Some of you will recognize this but there are two differences to any earlier sighting. The first is technical: I have redeveloped and sharpened out of RAW (C1) and made a new conversion to b/w; I have also cropped to a square format. The second fact is that I have entered this for the Guardian photo competition in the portrait category (subject: your passion), see:

http://www.guardian.co.uk/weekendphotoprize

It hasn't featured in their weeks 1/2/3 galleries so I don't suppose that it is going to do too well! I would be very grateful if you could put yourself in the position of the judges and give this an objective critique.

Thursday, February 16, 2006

Niece, aged 3



I find it very hard to separate out my feelings about my own photos from my feelings about the occasion which they represent. This is probably true in all types of photography (e.g. landscapes taken during an enjoyable walk automatically have happy memories attached) but is most strong with people photographs.

This was Christmas Day 2005.

Jazz Talk


Peter Brötzmann, a german free jazz saxophonist.
shot taken last sunday noon on the occasion of a 'jazz talk' in our one and only jazz pub. jazz talk means a musician is invited to talk and play his music. these jazz talks are kind of appetizer events of the coming mœrs festival, an international new jazz festival, which takes place in our little town every whitsun since 1972.
visited the festival in 1977 for the first time.
already photographed Peter Brötzmann in 1978.
some images from the moers festival 2004 click here

hope u like the image (even if u don't like free jazz music ;)

Sunday, February 12, 2006

dynamic range problem



I have now consolidated the two images from previously into one. This is not billed as a great photo: I have put it up as a test both to see what different size files look like and to check the background.

Friday, February 10, 2006

Central Milton Keynes



Hello,

I'm Colin Jago (user name auspicious) and this is my first posting to this collaborative blog. The picture is not particularly representative of my work, although the element of humour is. I thought I would post a self-portrait to begin with and anyway we needed a test file of a certain size to check on page dimensions.
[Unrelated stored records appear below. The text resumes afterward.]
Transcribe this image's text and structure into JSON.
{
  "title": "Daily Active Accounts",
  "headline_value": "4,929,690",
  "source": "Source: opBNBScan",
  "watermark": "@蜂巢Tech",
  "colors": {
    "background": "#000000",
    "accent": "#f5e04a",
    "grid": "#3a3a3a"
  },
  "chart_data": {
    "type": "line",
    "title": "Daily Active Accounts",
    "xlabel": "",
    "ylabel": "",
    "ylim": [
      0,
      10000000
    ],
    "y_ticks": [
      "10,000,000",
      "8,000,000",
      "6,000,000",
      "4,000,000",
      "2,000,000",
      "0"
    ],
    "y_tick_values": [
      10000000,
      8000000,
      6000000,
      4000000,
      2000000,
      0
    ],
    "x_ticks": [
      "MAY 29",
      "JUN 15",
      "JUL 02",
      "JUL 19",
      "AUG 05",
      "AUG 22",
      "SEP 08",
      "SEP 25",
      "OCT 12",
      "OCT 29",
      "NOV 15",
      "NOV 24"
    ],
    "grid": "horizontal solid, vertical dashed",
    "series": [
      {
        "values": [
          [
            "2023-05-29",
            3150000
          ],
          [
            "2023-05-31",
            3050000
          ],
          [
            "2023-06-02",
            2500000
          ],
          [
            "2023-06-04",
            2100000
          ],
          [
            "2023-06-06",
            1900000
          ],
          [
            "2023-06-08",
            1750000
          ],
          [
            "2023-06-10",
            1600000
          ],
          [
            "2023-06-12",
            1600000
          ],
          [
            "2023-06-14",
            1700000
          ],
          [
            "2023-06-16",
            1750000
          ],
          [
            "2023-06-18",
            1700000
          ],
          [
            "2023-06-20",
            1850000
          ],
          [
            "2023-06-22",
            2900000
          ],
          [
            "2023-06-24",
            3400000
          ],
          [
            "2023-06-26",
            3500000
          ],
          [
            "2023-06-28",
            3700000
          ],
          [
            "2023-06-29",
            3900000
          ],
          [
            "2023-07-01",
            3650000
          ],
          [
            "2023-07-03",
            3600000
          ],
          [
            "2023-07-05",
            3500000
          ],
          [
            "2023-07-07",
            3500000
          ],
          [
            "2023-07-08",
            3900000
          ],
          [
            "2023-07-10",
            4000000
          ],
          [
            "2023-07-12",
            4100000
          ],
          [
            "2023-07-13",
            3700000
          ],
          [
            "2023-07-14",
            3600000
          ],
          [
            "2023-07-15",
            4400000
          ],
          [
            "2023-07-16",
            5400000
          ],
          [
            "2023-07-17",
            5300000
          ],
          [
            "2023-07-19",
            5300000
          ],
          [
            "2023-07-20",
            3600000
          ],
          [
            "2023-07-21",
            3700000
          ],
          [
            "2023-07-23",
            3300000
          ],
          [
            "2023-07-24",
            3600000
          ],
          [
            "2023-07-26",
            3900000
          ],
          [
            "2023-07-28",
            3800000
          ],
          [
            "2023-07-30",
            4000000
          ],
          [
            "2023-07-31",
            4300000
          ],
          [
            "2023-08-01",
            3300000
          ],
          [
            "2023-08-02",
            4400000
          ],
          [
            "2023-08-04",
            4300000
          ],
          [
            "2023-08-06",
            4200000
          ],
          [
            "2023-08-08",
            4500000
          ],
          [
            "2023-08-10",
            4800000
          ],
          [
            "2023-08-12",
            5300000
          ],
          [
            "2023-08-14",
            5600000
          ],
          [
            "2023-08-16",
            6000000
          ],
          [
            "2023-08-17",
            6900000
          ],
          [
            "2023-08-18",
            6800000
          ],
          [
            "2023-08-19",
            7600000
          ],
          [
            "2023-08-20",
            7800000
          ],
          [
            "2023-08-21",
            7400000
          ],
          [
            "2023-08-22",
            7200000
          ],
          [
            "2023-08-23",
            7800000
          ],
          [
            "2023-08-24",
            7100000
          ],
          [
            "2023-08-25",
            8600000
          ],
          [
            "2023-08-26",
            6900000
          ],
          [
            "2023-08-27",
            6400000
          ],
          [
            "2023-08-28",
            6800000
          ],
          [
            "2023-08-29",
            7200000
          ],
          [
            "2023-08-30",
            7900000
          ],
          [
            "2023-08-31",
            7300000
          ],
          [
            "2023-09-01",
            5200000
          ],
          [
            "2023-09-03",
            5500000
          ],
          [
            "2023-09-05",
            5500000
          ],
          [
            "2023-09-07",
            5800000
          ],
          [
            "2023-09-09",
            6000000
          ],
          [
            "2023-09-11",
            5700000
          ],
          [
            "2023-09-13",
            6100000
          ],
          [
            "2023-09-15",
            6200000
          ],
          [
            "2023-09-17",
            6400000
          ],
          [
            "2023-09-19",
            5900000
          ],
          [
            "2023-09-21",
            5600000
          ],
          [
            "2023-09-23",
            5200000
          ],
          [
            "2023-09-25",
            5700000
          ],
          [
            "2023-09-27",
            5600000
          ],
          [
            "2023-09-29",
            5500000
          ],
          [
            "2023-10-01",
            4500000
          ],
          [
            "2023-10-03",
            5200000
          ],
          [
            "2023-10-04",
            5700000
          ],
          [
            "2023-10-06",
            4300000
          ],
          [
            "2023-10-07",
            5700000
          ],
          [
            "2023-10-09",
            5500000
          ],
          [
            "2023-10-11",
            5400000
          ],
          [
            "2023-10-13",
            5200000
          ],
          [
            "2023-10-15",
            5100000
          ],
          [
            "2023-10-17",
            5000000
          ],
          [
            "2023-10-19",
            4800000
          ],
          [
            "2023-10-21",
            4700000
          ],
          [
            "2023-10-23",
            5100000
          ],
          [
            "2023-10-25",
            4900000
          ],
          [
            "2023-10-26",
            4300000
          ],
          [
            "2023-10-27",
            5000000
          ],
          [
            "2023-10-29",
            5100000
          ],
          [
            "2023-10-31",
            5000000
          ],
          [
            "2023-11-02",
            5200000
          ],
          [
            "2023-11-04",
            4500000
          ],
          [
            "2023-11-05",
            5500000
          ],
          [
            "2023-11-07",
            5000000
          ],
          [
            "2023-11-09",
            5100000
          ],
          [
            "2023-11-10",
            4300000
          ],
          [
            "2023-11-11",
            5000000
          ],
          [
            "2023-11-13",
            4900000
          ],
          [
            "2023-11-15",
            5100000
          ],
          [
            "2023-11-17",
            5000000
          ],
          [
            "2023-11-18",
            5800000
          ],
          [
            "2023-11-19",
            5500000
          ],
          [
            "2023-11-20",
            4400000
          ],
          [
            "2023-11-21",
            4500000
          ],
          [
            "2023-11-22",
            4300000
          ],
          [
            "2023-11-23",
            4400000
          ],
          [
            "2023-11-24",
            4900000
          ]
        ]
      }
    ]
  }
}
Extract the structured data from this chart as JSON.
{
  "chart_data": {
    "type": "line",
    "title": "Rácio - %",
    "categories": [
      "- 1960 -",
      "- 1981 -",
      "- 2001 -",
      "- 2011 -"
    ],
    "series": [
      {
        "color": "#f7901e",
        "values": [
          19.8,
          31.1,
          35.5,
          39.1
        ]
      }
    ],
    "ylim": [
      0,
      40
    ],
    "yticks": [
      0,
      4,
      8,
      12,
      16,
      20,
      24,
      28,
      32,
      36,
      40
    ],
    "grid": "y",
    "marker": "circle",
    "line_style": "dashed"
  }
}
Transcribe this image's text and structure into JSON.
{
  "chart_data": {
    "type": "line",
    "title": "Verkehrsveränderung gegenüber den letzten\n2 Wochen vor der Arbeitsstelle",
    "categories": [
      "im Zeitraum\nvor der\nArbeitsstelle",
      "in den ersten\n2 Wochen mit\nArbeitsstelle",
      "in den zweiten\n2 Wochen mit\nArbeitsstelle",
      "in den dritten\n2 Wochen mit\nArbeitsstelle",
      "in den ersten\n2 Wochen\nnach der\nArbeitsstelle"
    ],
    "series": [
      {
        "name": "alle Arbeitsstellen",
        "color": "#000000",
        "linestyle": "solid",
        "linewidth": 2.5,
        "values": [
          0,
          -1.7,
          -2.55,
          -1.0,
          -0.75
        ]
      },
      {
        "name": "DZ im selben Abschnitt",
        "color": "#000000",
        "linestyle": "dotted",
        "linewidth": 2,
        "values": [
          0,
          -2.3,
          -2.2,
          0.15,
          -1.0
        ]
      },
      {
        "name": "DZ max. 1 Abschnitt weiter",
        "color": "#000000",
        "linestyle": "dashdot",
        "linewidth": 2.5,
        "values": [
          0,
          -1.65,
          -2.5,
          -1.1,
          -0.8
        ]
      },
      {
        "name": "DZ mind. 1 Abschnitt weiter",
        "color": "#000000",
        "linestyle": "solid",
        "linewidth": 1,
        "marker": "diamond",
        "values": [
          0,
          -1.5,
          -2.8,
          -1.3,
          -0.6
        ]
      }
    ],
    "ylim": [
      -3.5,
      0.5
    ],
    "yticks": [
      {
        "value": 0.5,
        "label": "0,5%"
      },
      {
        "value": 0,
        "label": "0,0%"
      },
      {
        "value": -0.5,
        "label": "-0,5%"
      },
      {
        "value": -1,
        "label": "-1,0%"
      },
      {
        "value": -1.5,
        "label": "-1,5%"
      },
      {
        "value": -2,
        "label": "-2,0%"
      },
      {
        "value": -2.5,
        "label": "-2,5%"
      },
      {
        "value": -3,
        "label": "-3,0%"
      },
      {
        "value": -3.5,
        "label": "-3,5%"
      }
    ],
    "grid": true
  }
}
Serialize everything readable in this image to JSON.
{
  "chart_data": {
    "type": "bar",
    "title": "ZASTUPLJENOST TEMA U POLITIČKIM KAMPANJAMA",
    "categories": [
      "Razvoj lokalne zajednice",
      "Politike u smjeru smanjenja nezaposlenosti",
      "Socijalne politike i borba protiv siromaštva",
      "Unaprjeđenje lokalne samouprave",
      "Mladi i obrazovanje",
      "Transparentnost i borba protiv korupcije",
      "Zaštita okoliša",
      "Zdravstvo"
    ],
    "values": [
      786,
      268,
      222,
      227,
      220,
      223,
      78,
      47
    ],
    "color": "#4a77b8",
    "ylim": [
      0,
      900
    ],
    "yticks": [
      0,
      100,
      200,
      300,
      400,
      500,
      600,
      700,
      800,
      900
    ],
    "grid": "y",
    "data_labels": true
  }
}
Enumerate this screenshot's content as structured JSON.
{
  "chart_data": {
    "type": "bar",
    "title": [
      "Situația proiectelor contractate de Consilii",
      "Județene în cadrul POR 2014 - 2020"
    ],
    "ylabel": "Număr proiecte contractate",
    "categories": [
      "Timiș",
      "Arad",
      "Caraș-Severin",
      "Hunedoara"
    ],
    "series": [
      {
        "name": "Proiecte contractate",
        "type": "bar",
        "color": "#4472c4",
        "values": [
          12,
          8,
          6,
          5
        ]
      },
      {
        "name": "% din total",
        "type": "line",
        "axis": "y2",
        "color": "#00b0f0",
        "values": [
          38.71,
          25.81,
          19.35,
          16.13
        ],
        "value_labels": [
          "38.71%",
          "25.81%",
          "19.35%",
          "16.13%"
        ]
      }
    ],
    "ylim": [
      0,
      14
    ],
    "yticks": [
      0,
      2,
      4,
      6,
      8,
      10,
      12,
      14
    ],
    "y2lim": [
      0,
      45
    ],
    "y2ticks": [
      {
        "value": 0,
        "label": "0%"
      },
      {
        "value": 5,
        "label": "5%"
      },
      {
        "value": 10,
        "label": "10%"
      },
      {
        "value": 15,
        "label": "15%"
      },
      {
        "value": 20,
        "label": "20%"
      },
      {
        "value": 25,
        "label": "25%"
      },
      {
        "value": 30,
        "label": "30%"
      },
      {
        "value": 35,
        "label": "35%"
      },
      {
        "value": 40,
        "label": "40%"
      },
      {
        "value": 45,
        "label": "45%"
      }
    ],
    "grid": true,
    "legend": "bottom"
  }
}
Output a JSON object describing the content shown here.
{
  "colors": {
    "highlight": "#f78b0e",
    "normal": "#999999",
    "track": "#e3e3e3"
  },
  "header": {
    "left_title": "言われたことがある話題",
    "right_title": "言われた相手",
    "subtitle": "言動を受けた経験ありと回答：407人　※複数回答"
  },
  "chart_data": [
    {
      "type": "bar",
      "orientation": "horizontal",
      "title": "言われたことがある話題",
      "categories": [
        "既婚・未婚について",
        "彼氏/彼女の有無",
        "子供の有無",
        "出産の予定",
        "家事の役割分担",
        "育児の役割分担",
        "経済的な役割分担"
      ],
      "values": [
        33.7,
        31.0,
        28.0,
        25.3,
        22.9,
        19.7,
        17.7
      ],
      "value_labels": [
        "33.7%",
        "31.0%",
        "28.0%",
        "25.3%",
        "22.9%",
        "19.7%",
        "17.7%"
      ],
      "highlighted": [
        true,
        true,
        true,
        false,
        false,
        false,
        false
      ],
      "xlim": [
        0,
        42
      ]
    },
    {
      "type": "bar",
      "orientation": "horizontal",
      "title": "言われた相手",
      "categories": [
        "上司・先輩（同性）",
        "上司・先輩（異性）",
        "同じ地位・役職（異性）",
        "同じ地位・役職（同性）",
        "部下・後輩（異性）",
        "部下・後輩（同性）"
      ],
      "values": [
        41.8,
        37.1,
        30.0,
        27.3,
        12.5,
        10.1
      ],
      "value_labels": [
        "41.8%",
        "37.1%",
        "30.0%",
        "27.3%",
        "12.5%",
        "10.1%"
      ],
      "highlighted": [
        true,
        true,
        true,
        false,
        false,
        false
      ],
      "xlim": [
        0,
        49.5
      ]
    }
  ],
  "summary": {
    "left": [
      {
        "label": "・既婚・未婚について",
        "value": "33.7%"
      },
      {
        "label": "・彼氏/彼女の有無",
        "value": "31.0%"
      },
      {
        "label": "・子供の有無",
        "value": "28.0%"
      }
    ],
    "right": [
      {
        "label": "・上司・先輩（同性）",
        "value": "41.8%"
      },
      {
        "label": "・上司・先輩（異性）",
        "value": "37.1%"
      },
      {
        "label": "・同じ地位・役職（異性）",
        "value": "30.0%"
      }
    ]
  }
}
The original text with this posting said "A modern shopping centre. A little bit shiny and very faceless." which may make the comment by John E a bit more understandable.

I'm looking forward to talking to you all and getting you comments on my photos.

Wednesday, February 08, 2006

Screen sizes

The format used in this version is optimised for a screen size of 1024 x 768 pixels. Larger screens will work fine, but smaller ones might be problematic. Could all members post a comment in response stating what screen size they would normally view the blog with so that we can amend the optimal size if needed.